The U.S. intelligence reports indicate that the bombings came on the orders of Ayman al Zawahiri, the Egyptian extremist who assumed leadership of al Qaida's Pakistan-based central command after the May 2011 death of Osama bin Laden. They suggest that Zawahiri still wields considerable influence over the network's affiliates despite the losses the Pakistan-based core group has suffered from missile-firing CIA drones and other intensified U.S. counterterrorism operations.
U.S. officials said that al Qaida in Iraq, or AQI, began pushing to become involved in Syria as Assad's security forces and gangs of loyalist thugs launched a vicious crackdown on opposition demonstrations, igniting large-scale bloodshed. Growing numbers of lightly armed army deserters and civilians have joined an armed insurrection, and perhaps thousands of people have been killed.
Zawahiri finally authorized AQI to begin operations in Syria, the officials said, in what's believed to be the first time that the branch has operated outside of Iraq.
"This was Zawahiri basically taking the shackles off," said a U.S. official with access to the intelligence reports. Like others interviewed for this story, he spoke on condition of anonymity because the issue involves classified information.
U.S. officials believe that the Sunni Muslim AQI was looking to expand beyond Iraq, where it has been stepping up attacks on majority Shiites. In Syria, Assad heads a regime dominated by Alawites, a minority Shiite Muslim sect that has ruthlessly ruled the Sunni Muslim-majority country since Assad's father seized power in a 1963 coup.
While the extent of AQI's presence in Syria is unknown, U.S. officials believe that it's too small to have a decisive effect on the conflict. Although al Qaida and its affiliates may have sought to play roles in other Arab Spring uprisings, this appeared to be the first time that the network had successfully done so.
"This has less to do with the targets and more to do with the opportunity," the U.S. official said.
Fears of AQI's widening ambitions are one reason why the United States wants to maintain good relations with Iraqi Prime Minister Nouri al Maliki despite concerns over his increasingly autocratic rule, a second U.S. official said.
"We desperately need to partner with him (Maliki) to go after al Qaida. We think we can," the official said. "Because these guys are already spreading. They did the two attacks in Damascus.""We desperately need to partner with him (Maliki) to go after al Qaida. We think we can," the official said. "Because these guys are already spreading. They did the two attacks in Damascus."

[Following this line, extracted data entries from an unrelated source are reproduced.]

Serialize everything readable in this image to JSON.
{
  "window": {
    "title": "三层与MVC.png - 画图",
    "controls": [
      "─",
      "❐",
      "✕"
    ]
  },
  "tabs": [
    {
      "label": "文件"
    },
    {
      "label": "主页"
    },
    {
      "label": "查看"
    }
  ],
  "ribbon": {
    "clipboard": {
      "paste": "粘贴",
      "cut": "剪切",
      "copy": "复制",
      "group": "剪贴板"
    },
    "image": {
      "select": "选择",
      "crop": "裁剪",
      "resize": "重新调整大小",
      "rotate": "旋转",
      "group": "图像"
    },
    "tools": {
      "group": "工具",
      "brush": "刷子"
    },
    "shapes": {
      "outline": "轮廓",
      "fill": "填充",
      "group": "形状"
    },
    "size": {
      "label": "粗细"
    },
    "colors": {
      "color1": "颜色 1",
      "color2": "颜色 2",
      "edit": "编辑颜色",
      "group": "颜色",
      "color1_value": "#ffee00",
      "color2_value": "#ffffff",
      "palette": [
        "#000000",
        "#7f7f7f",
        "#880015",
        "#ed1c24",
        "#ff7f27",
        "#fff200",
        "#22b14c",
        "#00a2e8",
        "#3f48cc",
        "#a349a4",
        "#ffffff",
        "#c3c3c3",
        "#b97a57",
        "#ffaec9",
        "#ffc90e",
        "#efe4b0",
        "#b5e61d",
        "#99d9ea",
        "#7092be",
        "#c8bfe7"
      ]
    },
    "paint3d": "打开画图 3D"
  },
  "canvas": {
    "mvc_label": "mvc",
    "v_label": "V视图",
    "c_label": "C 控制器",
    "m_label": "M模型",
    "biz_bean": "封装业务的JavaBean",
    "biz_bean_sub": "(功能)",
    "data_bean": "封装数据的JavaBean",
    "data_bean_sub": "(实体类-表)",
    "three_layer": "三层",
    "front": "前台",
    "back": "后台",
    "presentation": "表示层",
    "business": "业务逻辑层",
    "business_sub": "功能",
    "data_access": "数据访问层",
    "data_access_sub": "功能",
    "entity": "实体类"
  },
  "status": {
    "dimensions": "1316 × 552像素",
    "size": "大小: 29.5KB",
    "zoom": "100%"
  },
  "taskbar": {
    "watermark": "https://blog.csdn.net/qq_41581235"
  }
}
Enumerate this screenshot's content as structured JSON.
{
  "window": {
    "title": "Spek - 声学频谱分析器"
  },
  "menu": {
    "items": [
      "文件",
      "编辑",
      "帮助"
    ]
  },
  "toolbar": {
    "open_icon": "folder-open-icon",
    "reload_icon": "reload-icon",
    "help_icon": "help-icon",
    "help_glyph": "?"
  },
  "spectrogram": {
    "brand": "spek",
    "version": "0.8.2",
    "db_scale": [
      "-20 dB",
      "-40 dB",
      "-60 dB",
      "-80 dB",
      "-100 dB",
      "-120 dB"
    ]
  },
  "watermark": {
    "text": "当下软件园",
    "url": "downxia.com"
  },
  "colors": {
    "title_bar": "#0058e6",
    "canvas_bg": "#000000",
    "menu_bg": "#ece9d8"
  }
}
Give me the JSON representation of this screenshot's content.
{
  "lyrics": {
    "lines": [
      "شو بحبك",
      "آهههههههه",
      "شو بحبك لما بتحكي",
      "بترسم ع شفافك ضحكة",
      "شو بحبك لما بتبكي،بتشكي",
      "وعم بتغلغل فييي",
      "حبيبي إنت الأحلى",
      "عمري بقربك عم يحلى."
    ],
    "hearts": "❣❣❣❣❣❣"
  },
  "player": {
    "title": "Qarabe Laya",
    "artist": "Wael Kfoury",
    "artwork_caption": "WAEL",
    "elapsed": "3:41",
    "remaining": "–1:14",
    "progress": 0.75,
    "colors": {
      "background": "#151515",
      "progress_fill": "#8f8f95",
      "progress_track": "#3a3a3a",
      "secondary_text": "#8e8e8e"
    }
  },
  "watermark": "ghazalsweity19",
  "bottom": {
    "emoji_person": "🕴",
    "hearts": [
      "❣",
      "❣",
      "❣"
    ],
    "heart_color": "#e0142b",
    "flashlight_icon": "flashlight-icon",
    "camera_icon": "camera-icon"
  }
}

The first Damascus attack occurred Dec. 23, when suicide bombers detonated cars packed with explosives outside intelligence agency compounds in the Syrian capital. At least 44 people were killed and more than 160 wounded.
Then, on Jan. 6, at least 26 people were killed and dozens injured in a bombing against a second intelligence agency compound.
As regime forces continued pummeling the opposition stronghold of Homs on Friday, two suicide bombers driving explosives-packed vehicles attacked security compounds in Aleppo, killing at least 28 people. It was the first significant violence to strike the commercial center, which has largely remained loyal to Assad.
The Assad regime blamed all of the attacks on al Qaida, citing them as proof that it is fighting terrorists and not a pro-democracy movement. In each case, opposition activists accused the regime of staging the bombings to discredit their movement and undermine the support it's receiving from the United States, European powers and the Arab League.
The U.S. officials said that AQI and Zawahiri apparently see Syria's turmoil as an opportunity to reassert themselves after the battering the core group has taken with the death of bin Laden and the killing and capture of key operatives in Pakistan's tribal areas.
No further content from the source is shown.